La declaración de Petro llega después de que De la Espriella ganara las elecciones presidenciales del 21 de junio con una plataforma de centroderecha, derrotando al también candidato progresista Iván Cepeda. El magnate y empresario de la construcción obtuvo una mayoría significativa en una contienda que marcó un giro político en Colombia respecto al gobierno saliente. A pesar de la polarización que caracteriza el panorama político colombiano, Petro reitera que no buscará obstruir la transición institucional.

Transferencia de poder sin reconocimiento formal

La postura de Petro refleja una tensión característica: mantener la legitimidad constitucional mientras cuestiona la validez del proceso que lo sustituye. «El Gobierno termina el seis de agosto a las 12 de la noche, porque ese fue el mandato del pueblo», escribió el presidente, subrayando que su compromiso es con la institucionalidad democrática, no con la aceptación política del resultado electoral.

Esta decisión de respetar la transición institucional, pese a sus reservas sobre De la Espriella, posiciona a Petro en un terreno delicado dentro de la izquierda colombiana. Sectores progresistas han cuestionado públicamente los resultados electorales, argumentando irregularidades en el proceso. Sin embargo, el presidente elige la ruta institucional, evitando una confrontación directa que pudiera desestabilizar las estructuras democráticas del país.

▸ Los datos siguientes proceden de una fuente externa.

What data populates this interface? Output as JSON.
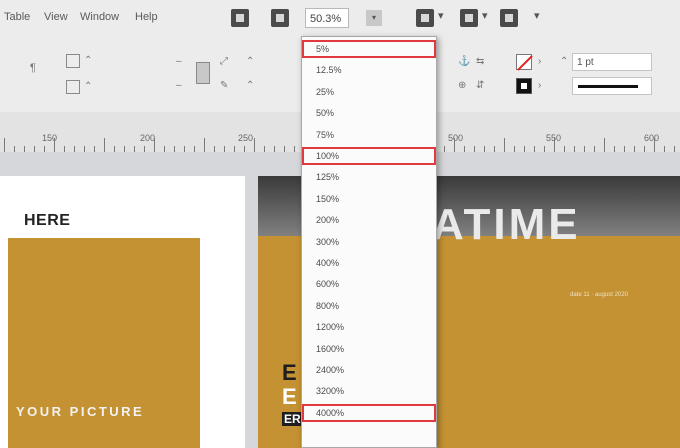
{
  "menu": {
    "items": [
      "Table",
      "View",
      "Window",
      "Help"
    ]
  },
  "toolbar": {
    "zoom_value": "50.3%",
    "zoom_dd_arrow": "▾",
    "view_dd_arrow": "▾",
    "screen_dd_arrow": "▾",
    "arrange_dd_arrow": "▾"
  },
  "control_panel": {
    "stroke_weight": "1 pt",
    "spin_symbol": "⌃"
  },
  "ruler": {
    "labels": [
      "150",
      "200",
      "250",
      "500",
      "550",
      "600"
    ]
  },
  "document": {
    "headline": "HERE",
    "picture_label": "YOUR PICTURE",
    "big_title": "ATIME",
    "date_label": "date 11 · august 2020",
    "edge_text_1": "E",
    "edge_text_2": "E",
    "edge_text_3": "ER"
  },
  "zoom_menu": {
    "options": [
      {
        "label": "5%",
        "highlighted": true
      },
      {
        "label": "12.5%",
        "highlighted": false
      },
      {
        "label": "25%",
        "highlighted": false
      },
      {
        "label": "50%",
        "highlighted": false
      },
      {
        "label": "75%",
        "highlighted": false
      },
      {
        "label": "100%",
        "highlighted": true
      },
      {
        "label": "125%",
        "highlighted": false
      },
      {
        "label": "150%",
        "highlighted": false
      },
      {
        "label": "200%",
        "highlighted": false
      },
      {
        "label": "300%",
        "highlighted": false
      },
      {
        "label": "400%",
        "highlighted": false
      },
      {
        "label": "600%",
        "highlighted": false
      },
      {
        "label": "800%",
        "highlighted": false
      },
      {
        "label": "1200%",
        "highlighted": false
      },
      {
        "label": "1600%",
        "highlighted": false
      },
      {
        "label": "2400%",
        "highlighted": false
      },
      {
        "label": "3200%",
        "highlighted": false
      },
      {
        "label": "4000%",
        "highlighted": true
      }
    ]
  },
  "colors": {
    "highlight": "#e03a3f",
    "gold": "#c49232"
  }
}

La entrega del poder el 6 de agosto representa el cierre de un período de cuatro años de gobierno progresista, durante el cual Petro implementó políticas redistributivas y buscó dialogar con sectores armados no estatales. Su administración enfrentó críticas tanto de la derecha tradicional como de grupos radicales de la izquierda, generando polarización política significativa en la nación andina.

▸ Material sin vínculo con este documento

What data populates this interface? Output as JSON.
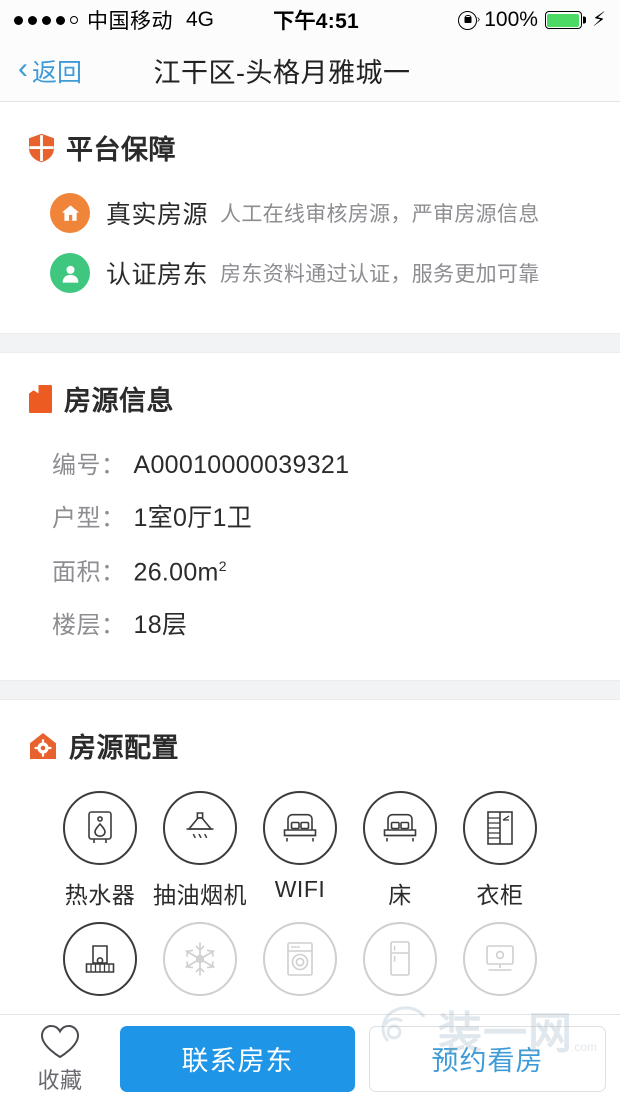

De la Espriella, quien asumirá la presidencia en la medianoche del 6 de agosto, tendrá como desafío principal tender puentes con una sociedad profundamente dividida y un gobierno saliente que, aunque respeta formalmente la transición, no valida la legitimidad de su llegada al poder. Este escenario plantea interrogantes sobre la gobernanza en los meses iniciales de la nueva administración conservadora.